Darcy se limitó a sonreír. Siguió un silencio general que hizo temer a Elizabeth que su madre volviese a hablar de nuevo. La señora Bennet lo deseaba, pero no sabía qué argumentar, hasta que después de una pequeña pausa empezó a reiterar su agradecimiento al señor Bingley por su amabilidad con Jane y se disculpó por las molestias que también pudiera estar causando Lizzy. El señor Bingley fue amable en su respuesta, y obligó a su hermana menor a ser cortés y a decir lo que la ocasión requería. Ella desempeñó su papel, aunque con poco desparpajo, pero la señora Bennet, quedó satisfecha y poco después pidió su carruaje. Al oír esto, la más joven de sus hijas se adelantó para decir algo. Las dos muchachitas habían estado cuchicheando durante toda la visita, y el resultado de ello fue que la más joven tenía que recordarle al señor Bingley que cuando vino al campo por primera vez había prometido ofrecer un baile en Netherfield.

Lydia era fuerte, muy desarrollada para tener quince años, tenía buena figura y un carácter muy vivo. Era la favorita de su madre que por la estimación que la guardaba la había presentado en sociedad a una edad muy temprana. Era muy arrebatada y se daba mucha importancia, lo que había crecido con las atenciones que recibía de los oficiales, a lo que las cenas de su tía y sus modales sencillos contribuían. Por lo tanto, era la más idónea para dirigirse a Bingley y recordarle su promesa; añadiendo que sería una vergüenza ante el mundo si no lo cumplía. Su respuesta a este súbito ataque fue encantadora a los oídos de la señora Bennet.

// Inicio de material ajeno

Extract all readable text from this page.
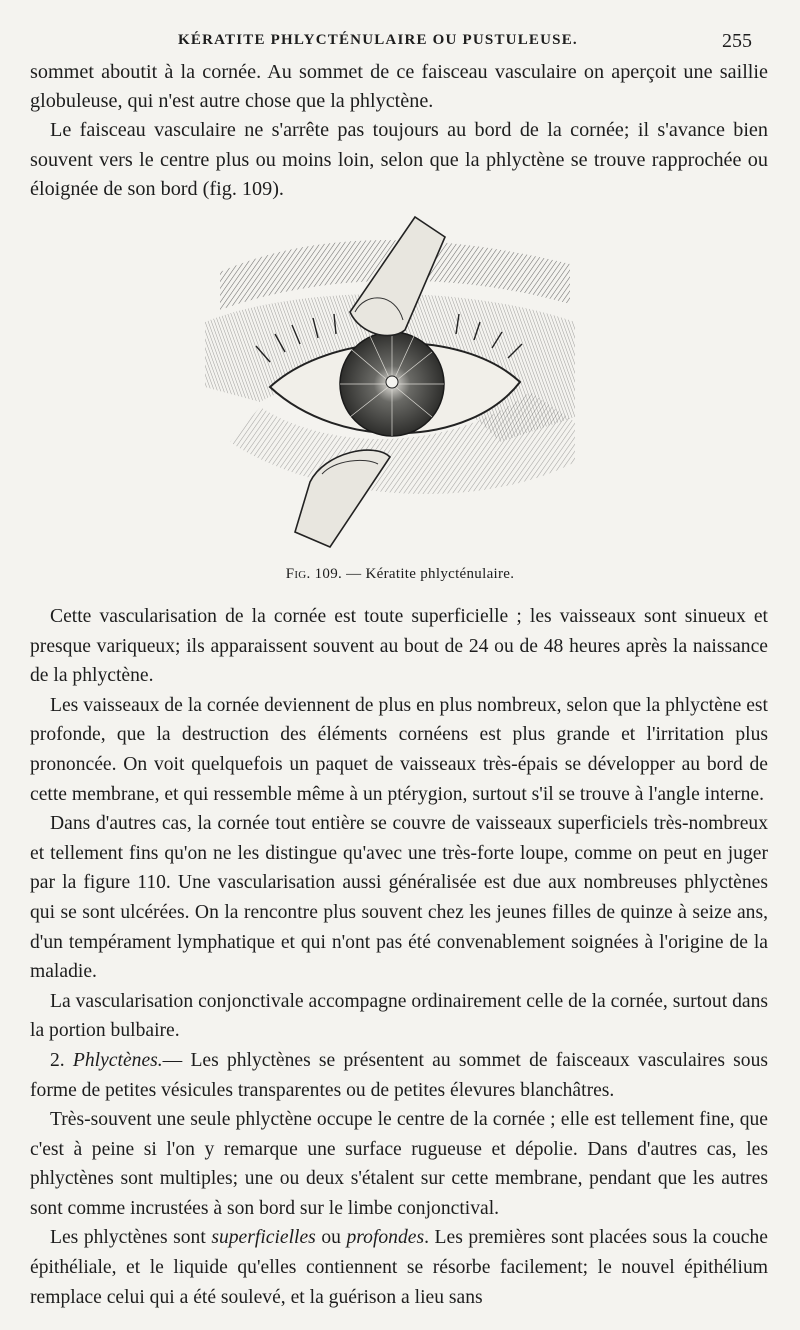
KÉRATITE PHLYCTÉNULAIRE OU PUSTULEUSE.	255

sommet aboutit à la cornée. Au sommet de ce faisceau vasculaire on aperçoit une saillie globuleuse, qui n'est autre chose que la phlyctène.

Le faisceau vasculaire ne s'arrête pas toujours au bord de la cornée; il s'avance bien souvent vers le centre plus ou moins loin, selon que la phlyctène se trouve rapprochée ou éloignée de son bord (fig. 109).

Fig. 109. — Kératite phlycténulaire.

Cette vascularisation de la cornée est toute superficielle ; les vaisseaux sont sinueux et presque variqueux; ils apparaissent souvent au bout de 24 ou de 48 heures après la naissance de la phlyctène.

Les vaisseaux de la cornée deviennent de plus en plus nombreux, selon que la phlyctène est profonde, que la destruction des éléments cornéens est plus grande et l'irritation plus prononcée. On voit quelquefois un paquet de vaisseaux très-épais se développer au bord de cette membrane, et qui ressemble même à un ptérygion, surtout s'il se trouve à l'angle interne.

Dans d'autres cas, la cornée tout entière se couvre de vaisseaux superficiels très-nombreux et tellement fins qu'on ne les distingue qu'avec une très-forte loupe, comme on peut en juger par la figure 110. Une vascularisation aussi généralisée est due aux nombreuses phlyctènes qui se sont ulcérées. On la rencontre plus souvent chez les jeunes filles de quinze à seize ans, d'un tempérament lymphatique et qui n'ont pas été convenablement soignées à l'origine de la maladie.

La vascularisation conjonctivale accompagne ordinairement celle de la cornée, surtout dans la portion bulbaire.

2. Phlyctènes.— Les phlyctènes se présentent au sommet de faisceaux vasculaires sous forme de petites vésicules transparentes ou de petites élevures blanchâtres.

Très-souvent une seule phlyctène occupe le centre de la cornée ; elle est tellement fine, que c'est à peine si l'on y remarque une surface rugueuse et dépolie. Dans d'autres cas, les phlyctènes sont multiples; une ou deux s'étalent sur cette membrane, pendant que les autres sont comme incrustées à son bord sur le limbe conjonctival.

Les phlyctènes sont superficielles ou profondes. Les premières sont placées sous la couche épithéliale, et le liquide qu'elles contiennent se résorbe facilement; le nouvel épithélium remplace celui qui a été soulevé, et la guérison a lieu sans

—Le aseguro que estoy dispuesto a mantener mi promesa, en cuanto su hermana esté repuesta; usted misma, si le place, podrá señalar la fecha del baile: No querrá estar bailando mientras su hermana está en cama.

Lydia se dio por satisfecha:

—¡Oh! sí, será mucho más adecuado aguardar a que Jane esté bien; y para entonces lo más seguro es que el capitán Carter estará de nuevo en Meryton. Y cuando usted haya dado su baile —agregó—, insistiré para que den también uno ellos. Le diré al coronel Forster que sería lamentable que no lo hiciese.

Finalmente la señora Bennet y sus hijas se marcharon, y Elizabeth volvió al instante con Jane, dejando que las dos damas y el señor Darcy hiciesen sus comentarios acerca de su conducta y el de su familia. Sin embargo, Darcy no pudo compartir con los demás la censura hacia Elizabeth, a pesar del genio de la señorita Bingley al hacer chistes sobre ojos hermosos.